Quando confrontados com casos de violência doméstica, a maioria dos profissionais da Administração Pública - nas esquadras, hospitais, tribunais, escolas ou Segurança Social - não se sentiria preparada para lidar com os casos em que houve violência sexual. É uma das conclusões do estudo “Crenças e atitudes dos profissionais quanto à violência sexual nas relações de intimidade”, levado a cabo por um conjunto de investigadoras lideradas por Sofia Neves, do Instituto Universitário da Maia (ISMAI), que será apresentado nesta quinta-feira

Para grande parte dos profissionais, lê-se na síntese do estudo a que o PÚBLICO teve acesso, esta forma de violência íntima “praticada sobretudo no contexto do casamento e do namoro” é vista como um tema “complexo e de difícil abordagem”. Um questionário respondido por 795 funcionários em cinco áreas (saúde, justiça, segurança social, educação e forças de segurança) mostra que metade dos inquiridos acredita que “a intervenção levada a cabo pelas instituições onde trabalham não é eficaz”, enquanto 70% responderam que “as mesmas não dispõem de recursos humanos adequados”.

Já entre 277 profissionais que participaram em 28 grupos de discussão, o sistema público é descrito de um modo geral como “desumanizado e inoperante, não garantindo a efectiva protecção das vítimas e, mais do que isso, deixando-as ainda mais vulneráveis”. Esta falta de preparação é mesmo referida por alguns como justificação para a resistência das vítimas em denunciar esta forma particular de violência doméstica. Mas para estes profissionais, como explica Sofia Neves, a solução passaria “pela efectiva melhoria do sistema de protecção”, com as respostas a mostrar que consideram importante que as vítimas não deixem de denunciar.

Este diagnóstico é o primeiro passo do projecto “Violência Sexual nas Relações de Intimidade” (VSRI), liderado pela Comissão para a Cidadania e Igualdade de Género (CIG) e financiado pela Comissão Europeia, e servirá de base para a construção de uma estratégia para capacitar profissionais do sistema público até ao final de 2019. É preciso que estes profissionais “reconheçam, no contexto da sua intervenção, a problemática da violência sexual nas relações de intimidade”, no sentido de adequarem as suas atitudes e respostas, diz também Marta Silva, que lidera o Núcleo de Prevenção da Violência Doméstica e Violência de Género da CIG. A violência doméstica é crime público há quase duas décadas, mas ainda é “tida e abordada” pelos profissionais “como um assunto do foro privado” - e, quando também envolve violência sexual, “reveste-se ainda de um maior secretismo”. 

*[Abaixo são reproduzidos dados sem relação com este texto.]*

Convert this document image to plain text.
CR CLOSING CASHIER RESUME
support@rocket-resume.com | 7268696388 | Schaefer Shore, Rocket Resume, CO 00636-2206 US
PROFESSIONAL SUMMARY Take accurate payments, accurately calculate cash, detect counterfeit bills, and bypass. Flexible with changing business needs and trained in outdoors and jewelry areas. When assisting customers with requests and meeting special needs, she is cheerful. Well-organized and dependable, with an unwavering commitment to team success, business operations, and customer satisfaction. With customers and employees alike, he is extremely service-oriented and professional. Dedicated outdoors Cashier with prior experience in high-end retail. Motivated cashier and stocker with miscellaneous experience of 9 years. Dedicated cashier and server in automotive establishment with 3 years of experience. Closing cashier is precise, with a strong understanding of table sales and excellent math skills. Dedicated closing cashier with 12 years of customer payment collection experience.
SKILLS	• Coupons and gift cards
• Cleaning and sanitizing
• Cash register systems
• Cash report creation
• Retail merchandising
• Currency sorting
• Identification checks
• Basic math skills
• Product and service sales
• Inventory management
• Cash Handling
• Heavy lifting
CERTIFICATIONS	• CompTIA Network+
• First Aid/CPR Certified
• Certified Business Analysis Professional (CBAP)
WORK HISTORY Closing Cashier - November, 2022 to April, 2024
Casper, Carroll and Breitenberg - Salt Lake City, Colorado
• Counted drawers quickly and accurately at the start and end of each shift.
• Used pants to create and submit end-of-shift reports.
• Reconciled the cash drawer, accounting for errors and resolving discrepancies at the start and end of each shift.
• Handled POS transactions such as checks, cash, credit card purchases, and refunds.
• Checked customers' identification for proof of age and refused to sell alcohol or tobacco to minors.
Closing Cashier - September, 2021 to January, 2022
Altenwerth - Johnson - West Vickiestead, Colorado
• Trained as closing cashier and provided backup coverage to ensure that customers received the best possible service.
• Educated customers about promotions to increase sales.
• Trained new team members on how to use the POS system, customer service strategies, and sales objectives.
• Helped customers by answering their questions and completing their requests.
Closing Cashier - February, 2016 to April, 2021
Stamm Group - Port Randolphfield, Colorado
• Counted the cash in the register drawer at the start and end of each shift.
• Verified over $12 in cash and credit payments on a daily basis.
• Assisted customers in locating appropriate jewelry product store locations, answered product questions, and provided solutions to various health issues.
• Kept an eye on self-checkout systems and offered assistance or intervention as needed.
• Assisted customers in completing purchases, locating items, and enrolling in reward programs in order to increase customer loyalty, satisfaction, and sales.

Os resultados mostram que os estereótipos também estão à espreita: nos inquéritos, "cerca de 9% concordam que em casos de denúncia de violência doméstica as mulheres tendem a afirmar ter sido vítimas de violência sexual sem o terem sido", refere a síntese. Mas para Sofia Neves, "a percentagem de profissionais a concordar com esta afirmação é baixa, o que sugere que a desconfiança não é generalizada". No extremo oposto, entre os que estão “mais correctamente informados sobre o tema" estão profissionais do sexo feminino, com formação específica em violência sexual, com níveis mais elevados de ensino e que têm contacto directo com as vítimas. "Este aspecto da especialização é um dos mais determinantes na eficácia da intervenção" nestes casos, sublinha a coordenadora do estudo. 

Os resultados serão apresentados, no ISMAI, na abertura de um seminário dedicado ao tema do projecto, onde também será apresentado o centro de apoio especializado para vítimas de violência sexual que será coordenado pela UMAR no Porto. O programa prevê uma sessão de trabalho em grupos para recolher “contributos para o desenho da formação na área da VSRI para profissionais da Administração Pública”. A partir daqui, o projecto será desenhado de forma adequada a cada uma das cinco áreas sectoriais, em função das características e necessidades identificadas.